The “Rethinking B2B Marketing Execution” report showed that net new revenue was the top KPI, used by 43.7% of the B2B enterprises surveyed. ROI took second place, with 36.8% of those surveyed tracking it, followed by customer lifetime value (33.3%), opportunity-to-sales conversion (29.9%) and cost per acquisition (28.7%).

“The thinking is evolving from ‘How many leads did we generate?’ to ‘How efficiently are we driving growth?’ That’s a much more mature, financially accountable posture,” Cole contends. “It also reflects a deeper level of partnership with finance and executive leadership. Marketers are showing up in board meetings ready to speak the language of ROI, margin and payback period. That’s exactly where we need to be.”

An AI Red Flag

Being able to prove the value of marketing spend is critical to ensuring that the department receives enough budget to continue those wins. Among those surveyed, the marketing budget equaled a median of 3.7% of revenue. According to the report, a marketing budget of 3%-4% suggests a sales-led business model, while a budget of 8%-10% indicates a marketing-led business with greater emphasis on demand generation, brand building and other growth initiatives.

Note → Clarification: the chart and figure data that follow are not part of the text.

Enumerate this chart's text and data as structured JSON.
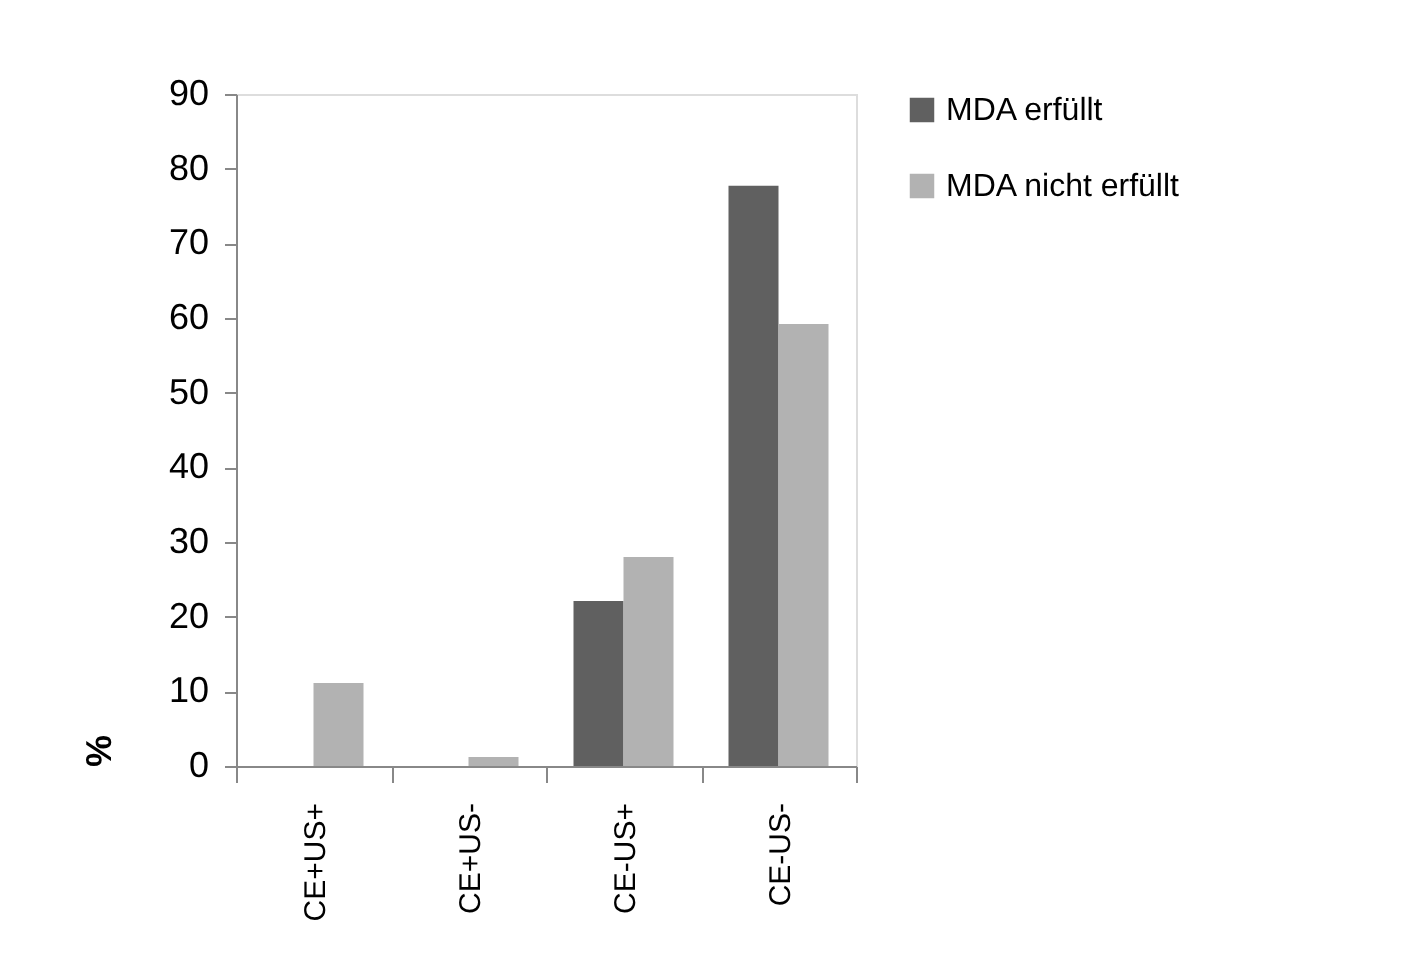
{
  "chart_data": {
    "type": "bar",
    "categories": [
      "CE+US+",
      "CE+US-",
      "CE-US+",
      "CE-US-"
    ],
    "series": [
      {
        "name": "MDA erfüllt",
        "color": "#606060",
        "values": [
          0,
          0,
          22.1,
          77.7
        ]
      },
      {
        "name": "MDA nicht erfüllt",
        "color": "#b2b2b2",
        "values": [
          11.1,
          1.2,
          28.0,
          59.2
        ]
      }
    ],
    "ylabel": "%",
    "ylim": [
      0,
      90
    ],
    "yticks": [
      0,
      10,
      20,
      30,
      40,
      50,
      60,
      70,
      80,
      90
    ],
    "grid": false,
    "legend": "right"
  }
}
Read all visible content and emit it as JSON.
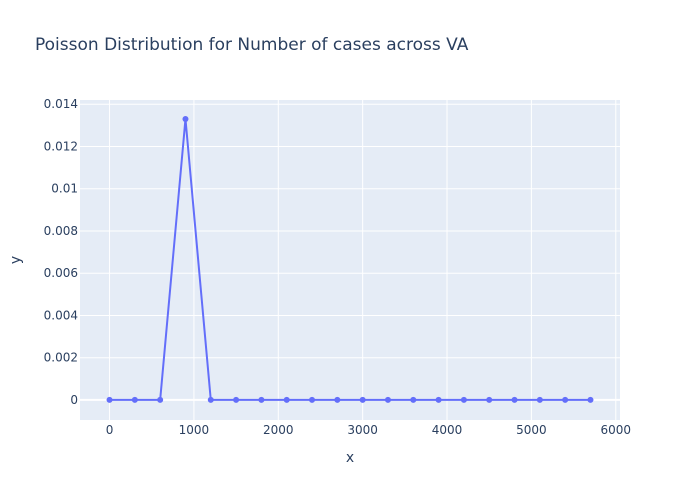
{
  "chart_data": {
    "type": "line",
    "title": "Poisson Distribution for Number of cases across VA",
    "xlabel": "x",
    "ylabel": "y",
    "xlim": [
      -350,
      6050
    ],
    "ylim": [
      -0.00095,
      0.0142
    ],
    "x_ticks": [
      0,
      1000,
      2000,
      3000,
      4000,
      5000,
      6000
    ],
    "x_tick_labels": [
      "0",
      "1000",
      "2000",
      "3000",
      "4000",
      "5000",
      "6000"
    ],
    "y_ticks": [
      0,
      0.002,
      0.004,
      0.006,
      0.008,
      0.01,
      0.012,
      0.014
    ],
    "y_tick_labels": [
      "0",
      "0.002",
      "0.004",
      "0.006",
      "0.008",
      "0.01",
      "0.012",
      "0.014"
    ],
    "grid": true,
    "series": [
      {
        "color": "#636efa",
        "mode": "lines+markers",
        "x": [
          0,
          300,
          600,
          900,
          1200,
          1500,
          1800,
          2100,
          2400,
          2700,
          3000,
          3300,
          3600,
          3900,
          4200,
          4500,
          4800,
          5100,
          5400,
          5700
        ],
        "y": [
          0,
          0,
          0,
          0.0133,
          0,
          0,
          0,
          0,
          0,
          0,
          0,
          0,
          0,
          0,
          0,
          0,
          0,
          0,
          0,
          0
        ]
      }
    ],
    "colors": {
      "plot_bg": "#e5ecf6",
      "grid": "#ffffff",
      "text": "#2a3f5f"
    }
  }
}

Not surprisingly, AI-driven campaigns were the top trend influencing marketing budgets and strategies; 72.4% of survey respondents sought to reap benefits such as real-time campaign optimization and accelerated content creation. Similarly, 57.5% were implementing intelligent automation.

The emphasis on AI and automation suggests that B2B enterprises are looking for greater flexibility, scalability and efficiency. However, budgets aren’t yet reflecting savings when it comes to employees. Personnel accounted for 55.9% of marketing budgets, with only 23.9% allocated to growth initiatives and other programs and 20.2% to tech.

“You’d expect AI to unlock productivity and reduce the need for as many resources, faster execution and fewer people. But that’s not what the data showed,” Cole explains. To fund AI and other tech investments, businesses are reallocating funds not from personnel but from campaign execution and programs—“the part of the budget that actually fuels the pipeline. That’s a red flag. If AI is supposed to help us scale impact without scaling cost, then we’ve got to ask: Why are we layering on more technology without rethinking the operating model? If organizations aren’t reducing operational overhead or accelerating output, we’re just adding cost in a new place, and missing the point of AI entirely.”

In-House vs Outsourced

Nearly 62% of survey respondents’ full-time equivalent (FTE) marketing employees were internal, with the remaining 38.2% outsourced. Cost efficiency was by far the primary reason for outsourcing, cited by 86.4%; access to expertise was a distant second, given by 59.1%. Cost-effectiveness was also the top factor in selected a marketing outsourcing partner, cited by 58.6%. Expertise in the hiring company’s industry or niche was cited by 42.5%, followed by proven track record and testimonials (40.2%).

Marketing operations saw the greatest increase in spend as a percentage of marketing budget for outsourcing, with a 35% increase between 2023 and 2024. Nearly 84% of loyalty program execution and web management and optimization is outsourced, along with 78.2% of lead management. The percentage spent on outsourced marketing intelligence rose 34%, with 81.6% of market research and competitive analysis work outsourced.

“The smartest marketing leaders treat their organization like a high-return investment portfolio. They’re keeping the strategic work—brand, GTM strategy, customer experience—in-house, where alignment and ownership matter most,” Cole asserts. “The key is to align outsourcing with where you want to create leverage. If the work is high-volume, process-driven or time-intensive but doesn’t differentiate your brand, you shouldn’t be building that capacity internally. Outsource it, automate it, or both. That’s how you create an operating model that can adapt and scale.”